Atkins D, Ibbotson K J, Hillier K, Hunt N H, Hammonds J C, Martin T J
Br J Cancer. 1977 Nov;36(5):601-7. doi: 10.1038/bjc.1977.237.
Fragments of human renal carcinoma tissue have been co-cultured with mouse calvaria. In 9/13 cases significant bone resorption occurred whilst in no case did control kidney cause significant resorption. When bone resorption did occur, it could be reduced by inclusion of indomethacin in the culture medium. In some cases when theophylline was included in culture medium to prevent cyclic AMP breakdown, there was enhancement of tumour-induced bone resorption. Control studies without tumour showed that none of the experimental treatments had a direct effect on bone. Radioimmunoassay of prostaglandin E (PGE) levels in pooled culture media showed that tumour fragments produced appreciable amounts of PGE, and that this production was lowered by indomethacin and increased by theophylline. It is concluded that the bone resorption induced by these tumours is due to a prostaglandin, and that prostaglandin production may be controlled by changes in cyclic AMP metabolism.
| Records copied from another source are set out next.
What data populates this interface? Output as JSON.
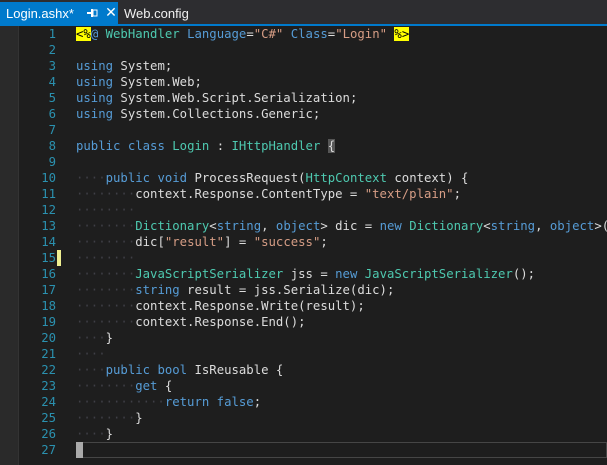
{
  "tabs": {
    "active": {
      "label": "Login.ashx*"
    },
    "inactive": {
      "label": "Web.config"
    },
    "pin_glyph": "⊣",
    "close_glyph": "✕"
  },
  "editor": {
    "changed_line": 15,
    "cursor_line": 27,
    "lines": [
      {
        "n": "1",
        "tokens": [
          [
            "dir",
            "<%"
          ],
          [
            "kw",
            "@ "
          ],
          [
            "ty",
            "WebHandler"
          ],
          [
            "pl",
            " "
          ],
          [
            "kw",
            "Language"
          ],
          [
            "pl",
            "="
          ],
          [
            "st",
            "\"C#\""
          ],
          [
            "pl",
            " "
          ],
          [
            "kw",
            "Class"
          ],
          [
            "pl",
            "="
          ],
          [
            "st",
            "\"Login\""
          ],
          [
            "pl",
            " "
          ],
          [
            "dir",
            "%>"
          ]
        ]
      },
      {
        "n": "2",
        "tokens": []
      },
      {
        "n": "3",
        "tokens": [
          [
            "kw",
            "using"
          ],
          [
            "pl",
            " System;"
          ]
        ]
      },
      {
        "n": "4",
        "tokens": [
          [
            "kw",
            "using"
          ],
          [
            "pl",
            " System.Web;"
          ]
        ]
      },
      {
        "n": "5",
        "tokens": [
          [
            "kw",
            "using"
          ],
          [
            "pl",
            " System.Web.Script.Serialization;"
          ]
        ]
      },
      {
        "n": "6",
        "tokens": [
          [
            "kw",
            "using"
          ],
          [
            "pl",
            " System.Collections.Generic;"
          ]
        ]
      },
      {
        "n": "7",
        "tokens": []
      },
      {
        "n": "8",
        "tokens": [
          [
            "kw",
            "public"
          ],
          [
            "pl",
            " "
          ],
          [
            "kw",
            "class"
          ],
          [
            "pl",
            " "
          ],
          [
            "ty",
            "Login"
          ],
          [
            "pl",
            " : "
          ],
          [
            "ty",
            "IHttpHandler"
          ],
          [
            "pl",
            " "
          ],
          [
            "sel",
            "{"
          ]
        ]
      },
      {
        "n": "9",
        "tokens": []
      },
      {
        "n": "10",
        "tokens": [
          [
            "ws",
            "····"
          ],
          [
            "kw",
            "public"
          ],
          [
            "pl",
            " "
          ],
          [
            "kw",
            "void"
          ],
          [
            "pl",
            " ProcessRequest("
          ],
          [
            "ty",
            "HttpContext"
          ],
          [
            "pl",
            " context) {"
          ]
        ]
      },
      {
        "n": "11",
        "tokens": [
          [
            "ws",
            "········"
          ],
          [
            "pl",
            "context.Response.ContentType = "
          ],
          [
            "st",
            "\"text/plain\""
          ],
          [
            "pl",
            ";"
          ]
        ]
      },
      {
        "n": "12",
        "tokens": [
          [
            "ws",
            "········"
          ]
        ]
      },
      {
        "n": "13",
        "tokens": [
          [
            "ws",
            "········"
          ],
          [
            "ty",
            "Dictionary"
          ],
          [
            "pl",
            "<"
          ],
          [
            "kw",
            "string"
          ],
          [
            "pl",
            ", "
          ],
          [
            "kw",
            "object"
          ],
          [
            "pl",
            "> dic = "
          ],
          [
            "kw",
            "new"
          ],
          [
            "pl",
            " "
          ],
          [
            "ty",
            "Dictionary"
          ],
          [
            "pl",
            "<"
          ],
          [
            "kw",
            "string"
          ],
          [
            "pl",
            ", "
          ],
          [
            "kw",
            "object"
          ],
          [
            "pl",
            ">();"
          ]
        ]
      },
      {
        "n": "14",
        "tokens": [
          [
            "ws",
            "········"
          ],
          [
            "pl",
            "dic["
          ],
          [
            "st",
            "\"result\""
          ],
          [
            "pl",
            "] = "
          ],
          [
            "st",
            "\"success\""
          ],
          [
            "pl",
            ";"
          ]
        ]
      },
      {
        "n": "15",
        "tokens": [
          [
            "ws",
            "········"
          ]
        ]
      },
      {
        "n": "16",
        "tokens": [
          [
            "ws",
            "········"
          ],
          [
            "ty",
            "JavaScriptSerializer"
          ],
          [
            "pl",
            " jss = "
          ],
          [
            "kw",
            "new"
          ],
          [
            "pl",
            " "
          ],
          [
            "ty",
            "JavaScriptSerializer"
          ],
          [
            "pl",
            "();"
          ]
        ]
      },
      {
        "n": "17",
        "tokens": [
          [
            "ws",
            "········"
          ],
          [
            "kw",
            "string"
          ],
          [
            "pl",
            " result = jss.Serialize(dic);"
          ]
        ]
      },
      {
        "n": "18",
        "tokens": [
          [
            "ws",
            "········"
          ],
          [
            "pl",
            "context.Response.Write(result);"
          ]
        ]
      },
      {
        "n": "19",
        "tokens": [
          [
            "ws",
            "········"
          ],
          [
            "pl",
            "context.Response.End();"
          ]
        ]
      },
      {
        "n": "20",
        "tokens": [
          [
            "ws",
            "····"
          ],
          [
            "pl",
            "}"
          ]
        ]
      },
      {
        "n": "21",
        "tokens": [
          [
            "ws",
            "····"
          ]
        ]
      },
      {
        "n": "22",
        "tokens": [
          [
            "ws",
            "····"
          ],
          [
            "kw",
            "public"
          ],
          [
            "pl",
            " "
          ],
          [
            "kw",
            "bool"
          ],
          [
            "pl",
            " IsReusable {"
          ]
        ]
      },
      {
        "n": "23",
        "tokens": [
          [
            "ws",
            "········"
          ],
          [
            "kw",
            "get"
          ],
          [
            "pl",
            " {"
          ]
        ]
      },
      {
        "n": "24",
        "tokens": [
          [
            "ws",
            "············"
          ],
          [
            "kw",
            "return"
          ],
          [
            "pl",
            " "
          ],
          [
            "kw",
            "false"
          ],
          [
            "pl",
            ";"
          ]
        ]
      },
      {
        "n": "25",
        "tokens": [
          [
            "ws",
            "········"
          ],
          [
            "pl",
            "}"
          ]
        ]
      },
      {
        "n": "26",
        "tokens": [
          [
            "ws",
            "····"
          ],
          [
            "pl",
            "}"
          ]
        ]
      },
      {
        "n": "27",
        "tokens": []
      }
    ]
  }
}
人肾癌组织碎片已与小鼠颅骨共同培养。在13例中有9例出现了显著的骨吸收,而对照肾在任何情况下均未引起显著的骨吸收。当发生骨吸收时,通过在培养基中加入消炎痛可使其减轻。在某些情况下,当在培养基中加入茶碱以防止环磷腺苷(cAMP)分解时,肿瘤诱导的骨吸收增强。无肿瘤的对照研究表明,所有实验处理对骨均无直接影响。对混合培养基中前列腺素E(PGE)水平的放射免疫分析表明,肿瘤碎片产生了相当数量的PGE,消炎痛可降低其产生量,而茶碱可增加其产生量。得出的结论是,这些肿瘤诱导的骨吸收是由一种前列腺素引起的,并且前列腺素的产生可能受环磷腺苷代谢变化的控制。